The interrupt (bit [13] in the Interrupt Status register) is asserted whenever the Pause Time register
decrements to zero (assuming it has been enabled by bit [13] in the Interrupt Mask register). This
interrupt is also set when a zero quantum pause frame is received.
PFC Pause Frame Transmission
Automatic transmission of pause frames is supported through the transmit priority based pause
frame bit of the Network Control register and from the external input pins tx_pause,
tx_pfc_pause[7:0], tx_pfc_pause_zero[7:0], and tx_pfc_sel. If bit 17 of the Network Control register is
written with logic 1, or if the input signal tx_pause is toggled when tx_pfc_sel is High, a PFC pause
frame is transmitted providing full duplex is selected in the Network Configuration register and the
transmit block is enabled in the Network Control register. When bit 17 of the Network Control
register is set, the fields of the priority based pause frame are built using the values stored in the
Transmit PFC Pause register.
Pause frame transmission occurs immediately if transmit is inactive or if transmit is active between
the current frame and the next frame due to be transmitted.

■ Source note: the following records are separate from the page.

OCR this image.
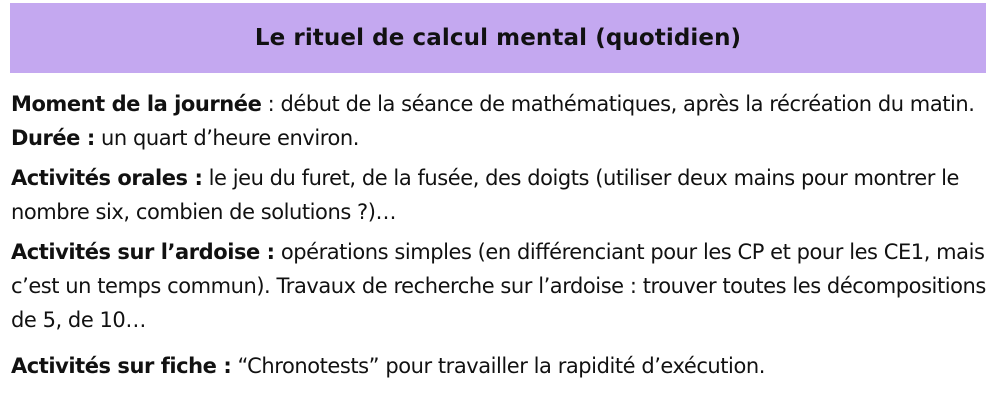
Le rituel de calcul mental (quotidien)

Moment de la journée : début de la séance de mathématiques, après la récréation du matin. Durée : un quart d’heure environ.

Activités orales : le jeu du furet, de la fusée, des doigts (utiliser deux mains pour montrer le nombre six, combien de solutions ?)…

Activités sur l’ardoise : opérations simples (en différenciant pour les CP et pour les CE1, mais c’est un temps commun). Travaux de recherche sur l’ardoise : trouver toutes les décompositions de 5, de 10…

Activités sur fiche : “Chronotests” pour travailler la rapidité d’exécution.
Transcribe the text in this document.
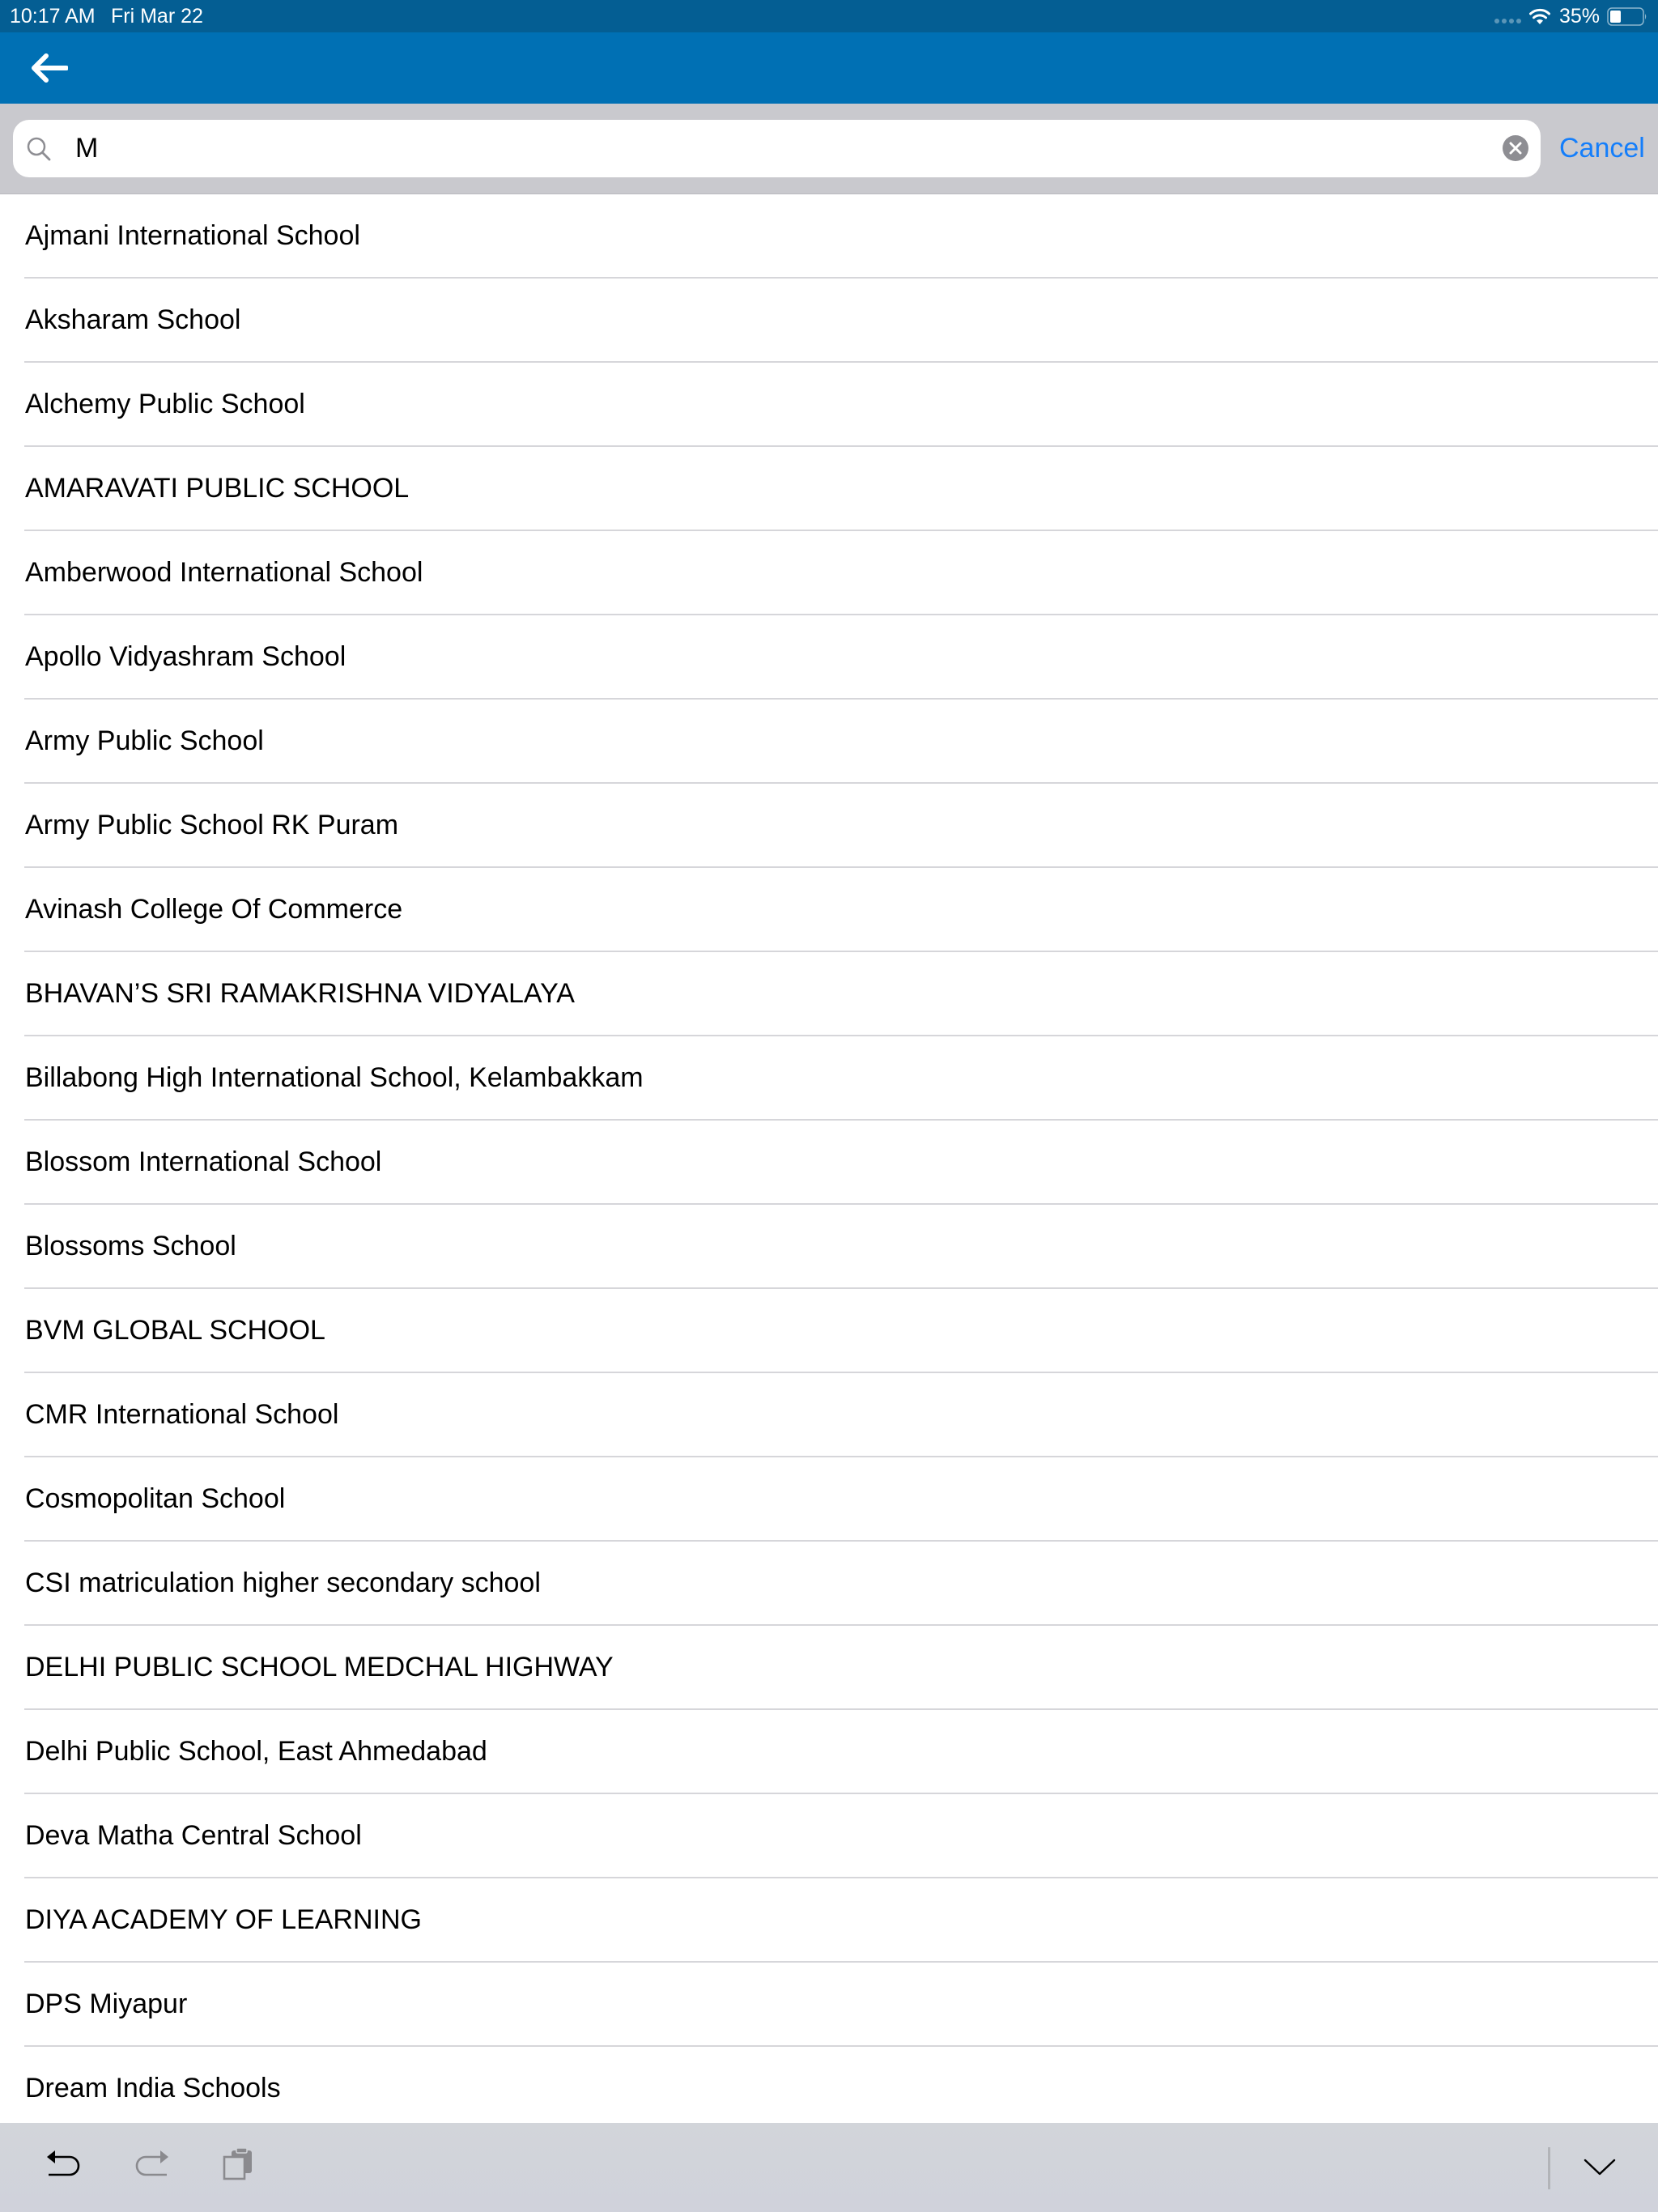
10:17 AM Fri Mar 22	35%
M
Cancel
Ajmani International School
Aksharam School
Alchemy Public School
AMARAVATI PUBLIC SCHOOL
Amberwood International School
Apollo Vidyashram School
Army Public School
Army Public School RK Puram
Avinash College Of Commerce
BHAVAN’S SRI RAMAKRISHNA VIDYALAYA
Billabong High International School, Kelambakkam
Blossom International School
Blossoms School
BVM GLOBAL SCHOOL
CMR International School
Cosmopolitan School
CSI matriculation higher secondary school
DELHI PUBLIC SCHOOL MEDCHAL HIGHWAY
Delhi Public School, East Ahmedabad
Deva Matha Central School
DIYA ACADEMY OF LEARNING
DPS Miyapur
Dream India Schools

Transmitted pause frames comprise of the following:
• A destination address of 01-80-C2-00-00-01
• A source address taken from Specific Address register 1
•A type ID of 88-08 (MAC control frame)
• A pause opcode of 01-01
• A priority enable vector taken from tx_pfc_pause or the Transmit PFC Pause register
• Eight pause quantum registers
• Fill of 00 to take the frame to minimum frame length
•Valid FCS
The Pause Quantum registers used in the generated frame depend on the trigger source for the
frame as follows:
• If bit [17] of the Network Control register is written with a one then the priority enable vector of
the priority based pause frame is set equal to the value stored in the Transmit PFC Pause register
[7:0]. For each entry equal to zero in the Transmit PFC Pause register[15:8], the pause quantum
field of the pause frame associated with that entry is taken from the Transmit Pause Quantum
register. For each entry equal to one in the Transmit PFC Pause register[15:8], the pause
quantum associated with that entry is zero.
• The Transmit Pause Quantum register resets to a value of 0xFFFF giving maximum pause
quantum as default.
• If the tx_pause input is toggled and tx_pfc_sel is High then the priority enable vector of the
priority based pause frame is set equal to the value in tx_pfc_pause [7:0]. For each entry equal to
zero in tx_pfc_pause_zero[7:0], the pause quantum field of the pause frame associated with that
entry is taken from the Transmit Pause Quantum register. For each entry equal to one in
tx_pfc_pause_zero [7:0], the pause quantum associated with that entry is zero.